Atlanta Falcons cornerback Mike Hughes breaks up a pass intended...

Atlanta Falcons cornerback Mike Hughes breaks up a pass intended for Giants wide receiver Malik Nabers in the second half of an NFL game in Atlanta on Sunday. Credit: AP/John Bazemore

From an outside perspective, this Giants season can’t end quickly enough.

The top of any Giants fan’s football wish list this holiday week probably is to just get on with it already. Fast-forward to the end of the regular season and start the inevitable rebuilding in whatever shape or form it takes. Decide on the fate of the coach and general manager. Find the new quarterbacks in free agency or the draft. Trim the decaying branches on the roster and add new blood.

At this point, the only thing the Giants really offer is a look ahead. Very far ahead. It’s why the biggest news to come out of Sunday’s 34-7 loss in Atlanta had nothing to do with the actual game or how they played but the way it related to the team’s draft position.

With the Giants owning a 10-game losing streak and a 2-13 record, we’ve been stuck in this limbo of meaninglessness for more than a month now. And still there are two more weeks of regular-season action.

As offensive tackle Evan Neal said of the remaining schedule: “It’s tough to have a losing season like this, but you still have to go out and play. That’s inevitable.”

Sigh.

If it were possible to go to sleep tonight and wake up for Day 1 of the draft in April or the start of training camp in July 2025, the dawns of the sure-to-be-new-look Giants, who wouldn’t want that?

Well, the Giants don’t. At least the ones who are part of the process. It’s because football people don’t think like civilians.

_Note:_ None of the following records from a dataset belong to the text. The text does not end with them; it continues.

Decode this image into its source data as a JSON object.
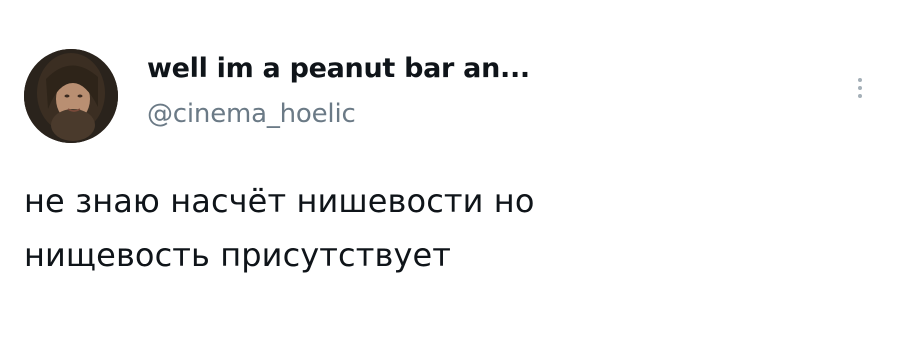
{
  "tweet": {
    "author": {
      "display_name": "well im a peanut bar an...",
      "handle": "@cinema_hoelic",
      "avatar_icon": "user-avatar-photo"
    },
    "text_lines": [
      "не знаю насчёт нишевости но",
      "нищевость присутствует"
    ],
    "more_icon": "more-options-icon"
  },
  "colors": {
    "text": "#0f1419",
    "secondary": "#6b7a86",
    "background": "#ffffff"
  }
}
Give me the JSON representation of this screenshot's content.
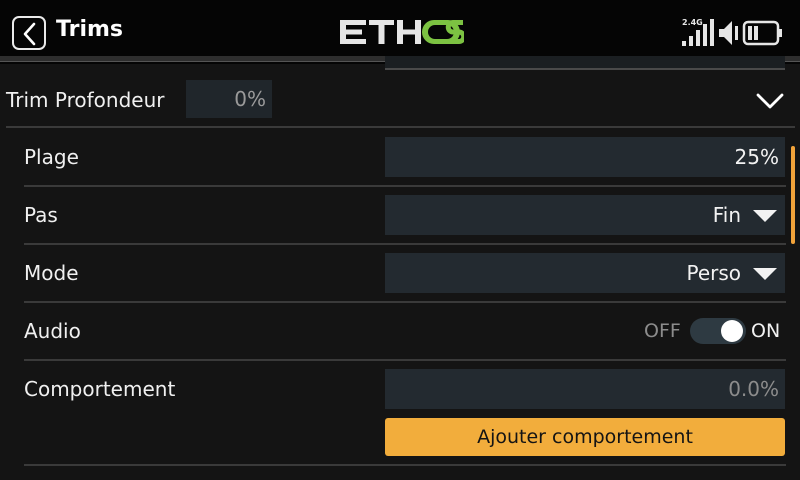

For them, their timelines and rhythms are broken into segments that move from phase to phase at predetermined points, not when they would like them to. So they don’t rush their offseason training to get to training camp, they don’t skip ahead to the end of camp and roster cutdowns, they don’t peek down the calendar to see what opponents are coming their way and they don’t go into offseason mode before the regular season (or, for the lucky few, the playoff run) is over.

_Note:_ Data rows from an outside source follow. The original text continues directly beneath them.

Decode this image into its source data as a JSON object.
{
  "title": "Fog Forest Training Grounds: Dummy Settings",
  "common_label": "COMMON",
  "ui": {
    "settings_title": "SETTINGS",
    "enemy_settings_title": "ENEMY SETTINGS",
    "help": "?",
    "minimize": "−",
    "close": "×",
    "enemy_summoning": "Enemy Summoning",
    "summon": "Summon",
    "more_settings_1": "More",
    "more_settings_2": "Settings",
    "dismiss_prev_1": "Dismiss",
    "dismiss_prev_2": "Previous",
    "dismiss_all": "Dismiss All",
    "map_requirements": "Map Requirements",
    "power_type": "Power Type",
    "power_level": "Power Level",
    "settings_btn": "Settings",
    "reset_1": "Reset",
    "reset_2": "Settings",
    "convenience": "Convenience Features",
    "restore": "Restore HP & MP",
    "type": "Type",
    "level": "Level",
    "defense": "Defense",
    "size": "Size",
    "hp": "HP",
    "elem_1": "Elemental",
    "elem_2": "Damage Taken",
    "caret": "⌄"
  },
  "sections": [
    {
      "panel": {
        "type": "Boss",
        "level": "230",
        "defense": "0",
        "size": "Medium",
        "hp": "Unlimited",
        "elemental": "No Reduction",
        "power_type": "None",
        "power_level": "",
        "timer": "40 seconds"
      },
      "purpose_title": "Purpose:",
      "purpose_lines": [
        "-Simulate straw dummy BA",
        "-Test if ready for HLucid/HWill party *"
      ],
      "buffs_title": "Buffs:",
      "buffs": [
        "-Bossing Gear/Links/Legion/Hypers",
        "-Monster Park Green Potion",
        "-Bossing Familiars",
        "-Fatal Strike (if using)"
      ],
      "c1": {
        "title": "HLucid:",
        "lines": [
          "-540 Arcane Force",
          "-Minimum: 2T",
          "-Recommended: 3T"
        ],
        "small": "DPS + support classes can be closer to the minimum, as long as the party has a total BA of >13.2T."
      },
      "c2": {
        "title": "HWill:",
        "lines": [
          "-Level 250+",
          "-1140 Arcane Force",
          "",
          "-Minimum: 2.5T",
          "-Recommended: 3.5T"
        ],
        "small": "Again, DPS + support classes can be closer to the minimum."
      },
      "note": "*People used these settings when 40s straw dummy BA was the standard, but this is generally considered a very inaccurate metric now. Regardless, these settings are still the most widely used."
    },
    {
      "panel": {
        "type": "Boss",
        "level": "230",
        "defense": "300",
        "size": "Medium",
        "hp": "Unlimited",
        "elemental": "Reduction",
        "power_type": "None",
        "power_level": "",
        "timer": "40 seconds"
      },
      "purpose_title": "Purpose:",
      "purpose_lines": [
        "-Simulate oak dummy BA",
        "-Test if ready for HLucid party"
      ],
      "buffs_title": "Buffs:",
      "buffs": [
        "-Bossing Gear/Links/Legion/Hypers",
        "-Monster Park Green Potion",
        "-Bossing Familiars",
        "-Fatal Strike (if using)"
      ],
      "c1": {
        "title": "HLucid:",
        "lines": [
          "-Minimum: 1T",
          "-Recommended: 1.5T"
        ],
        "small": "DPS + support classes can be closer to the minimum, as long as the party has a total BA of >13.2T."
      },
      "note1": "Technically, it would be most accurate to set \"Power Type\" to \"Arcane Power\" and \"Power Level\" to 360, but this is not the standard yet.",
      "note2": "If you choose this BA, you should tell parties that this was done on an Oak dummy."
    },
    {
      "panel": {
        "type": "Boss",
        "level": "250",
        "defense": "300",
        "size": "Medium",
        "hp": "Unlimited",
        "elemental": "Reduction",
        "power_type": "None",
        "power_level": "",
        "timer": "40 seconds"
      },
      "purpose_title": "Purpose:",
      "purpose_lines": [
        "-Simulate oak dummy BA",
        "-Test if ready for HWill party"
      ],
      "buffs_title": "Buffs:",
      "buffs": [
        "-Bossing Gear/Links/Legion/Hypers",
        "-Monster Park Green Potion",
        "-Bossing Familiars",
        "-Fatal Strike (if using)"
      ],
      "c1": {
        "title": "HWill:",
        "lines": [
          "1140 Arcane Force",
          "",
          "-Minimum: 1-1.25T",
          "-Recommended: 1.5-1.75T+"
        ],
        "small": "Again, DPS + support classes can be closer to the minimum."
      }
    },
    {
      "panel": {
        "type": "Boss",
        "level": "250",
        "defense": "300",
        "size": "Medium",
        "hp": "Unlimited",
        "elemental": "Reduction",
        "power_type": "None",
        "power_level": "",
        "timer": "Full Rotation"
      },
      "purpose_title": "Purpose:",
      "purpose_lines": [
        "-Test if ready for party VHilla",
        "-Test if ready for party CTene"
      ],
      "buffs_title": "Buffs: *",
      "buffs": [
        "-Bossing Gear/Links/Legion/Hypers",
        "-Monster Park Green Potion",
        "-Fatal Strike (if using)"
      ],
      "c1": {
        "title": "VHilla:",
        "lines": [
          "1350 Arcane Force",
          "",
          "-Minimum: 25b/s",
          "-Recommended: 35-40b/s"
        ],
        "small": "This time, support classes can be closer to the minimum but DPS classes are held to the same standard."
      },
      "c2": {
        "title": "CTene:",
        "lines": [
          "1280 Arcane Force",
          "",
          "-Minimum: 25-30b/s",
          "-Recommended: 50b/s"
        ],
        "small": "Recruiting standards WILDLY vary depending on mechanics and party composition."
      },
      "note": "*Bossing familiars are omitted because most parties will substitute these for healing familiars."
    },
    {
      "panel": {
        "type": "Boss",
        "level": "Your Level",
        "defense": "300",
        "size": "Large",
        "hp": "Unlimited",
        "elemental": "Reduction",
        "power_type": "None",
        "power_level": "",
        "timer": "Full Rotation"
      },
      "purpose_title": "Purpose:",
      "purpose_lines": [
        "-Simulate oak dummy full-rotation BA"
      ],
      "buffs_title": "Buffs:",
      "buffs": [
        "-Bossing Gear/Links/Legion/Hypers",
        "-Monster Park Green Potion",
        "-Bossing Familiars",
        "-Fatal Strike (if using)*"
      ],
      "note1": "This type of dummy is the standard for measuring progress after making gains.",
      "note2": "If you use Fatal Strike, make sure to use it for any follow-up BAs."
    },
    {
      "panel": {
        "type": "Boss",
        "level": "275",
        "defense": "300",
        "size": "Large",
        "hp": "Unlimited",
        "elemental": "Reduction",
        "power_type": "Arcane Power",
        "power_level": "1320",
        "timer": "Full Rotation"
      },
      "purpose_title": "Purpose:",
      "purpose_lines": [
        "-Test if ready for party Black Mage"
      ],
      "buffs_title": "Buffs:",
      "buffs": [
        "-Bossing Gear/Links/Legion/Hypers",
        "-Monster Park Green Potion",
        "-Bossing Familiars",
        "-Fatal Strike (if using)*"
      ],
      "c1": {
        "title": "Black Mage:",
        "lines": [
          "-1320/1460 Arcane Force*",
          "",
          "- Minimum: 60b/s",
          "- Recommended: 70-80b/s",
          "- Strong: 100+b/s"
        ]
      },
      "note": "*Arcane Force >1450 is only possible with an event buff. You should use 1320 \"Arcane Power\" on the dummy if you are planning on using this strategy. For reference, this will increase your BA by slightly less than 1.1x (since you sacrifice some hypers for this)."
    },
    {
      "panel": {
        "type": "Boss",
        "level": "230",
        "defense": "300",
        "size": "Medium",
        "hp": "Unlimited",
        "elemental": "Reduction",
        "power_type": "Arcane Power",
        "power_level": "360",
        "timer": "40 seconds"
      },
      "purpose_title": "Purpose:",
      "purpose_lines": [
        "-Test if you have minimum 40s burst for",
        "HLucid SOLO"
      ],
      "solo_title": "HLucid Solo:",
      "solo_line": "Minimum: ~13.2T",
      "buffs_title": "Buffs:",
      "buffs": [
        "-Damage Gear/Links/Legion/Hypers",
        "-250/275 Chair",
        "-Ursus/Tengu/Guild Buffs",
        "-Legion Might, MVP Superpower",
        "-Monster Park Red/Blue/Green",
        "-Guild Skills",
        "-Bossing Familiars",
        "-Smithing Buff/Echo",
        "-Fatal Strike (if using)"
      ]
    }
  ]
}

Each part of it is a precious necessity to be focused on and built upon, and the regular-season contests are the most prized parts of that undertaking.

“The offseason is so long, training is rough, it’s hot in the summer, so that’s where I take my mind,” wide receiver Darius Slayton said of not wanting to blow past these last two games. “You fight your [butt] off for 17 opportunities. I never try to look forward to the end of it because I won’t be able to play football at some point .  .  . Regardless of your predicament, we have two more opportunities to go out here and play the game we love. You gotta take advantage of them.”

Added rookie receiver Malik Nabers: “I look forward to playing every game.”

This coming Sunday might be Slayton’s final home game as a Giant — he will be a free agent in the offseason — but barring some awful misfortune, he will be in the NFL again next season. And Nabers is one of the few Giants who figure to have a prominent role in whatever path the Giants take these next few years.

There are plenty of players on the team now, though, who can’t say any of that with a degree of certainty. For that bunch, these coming two weeks could be the last they spend playing organized football. They grew up dreaming of playing in the NFL, and regardless of how they arrived with the Giants, they get a chance to live that aspiration for just a few more days, a few more plays, before the door potentially closes on them for good.

“At this point in the year, where you’re at, you’re obviously not going to the playoffs, but all of us have pride in here,” quarterback Drew Lock said. “All of us have a job to do. This is our job. You know, it doesn’t matter what the record is. Gotta come in and work, try to keep getting better and come out here and perform. It’s our job. Keep doing it no matter what.”

That goes for the coaches, too.

“You focus on the next game,” Brian Daboll said. “You put everything you got into it, just like you do each and every week, and you focus on the task at hand.”

Change is always occurring in the NFL, never more than when seasons end, and especially when seasons end in utter disappointment like this one. This roster doesn’t need tweaking and minor adjustments, it probably needs dynamite for a thorough enough job of making room for the attempts at improvement that are about to come.

Soon enough, then, the players and coaches who have been together in some cases for years, in some cases for months, and in many cases since the spring when the offseason program first got rolling, will say goodbye for good.

This 100th version of a Giants team will have completed its journey from start to merciful finish.

So for another 14 or so days, we’ll allow the Giants to tend to the finality of their 2024 season ... even while the rest of us already are hip-deep in thinking about 2025 and beyond.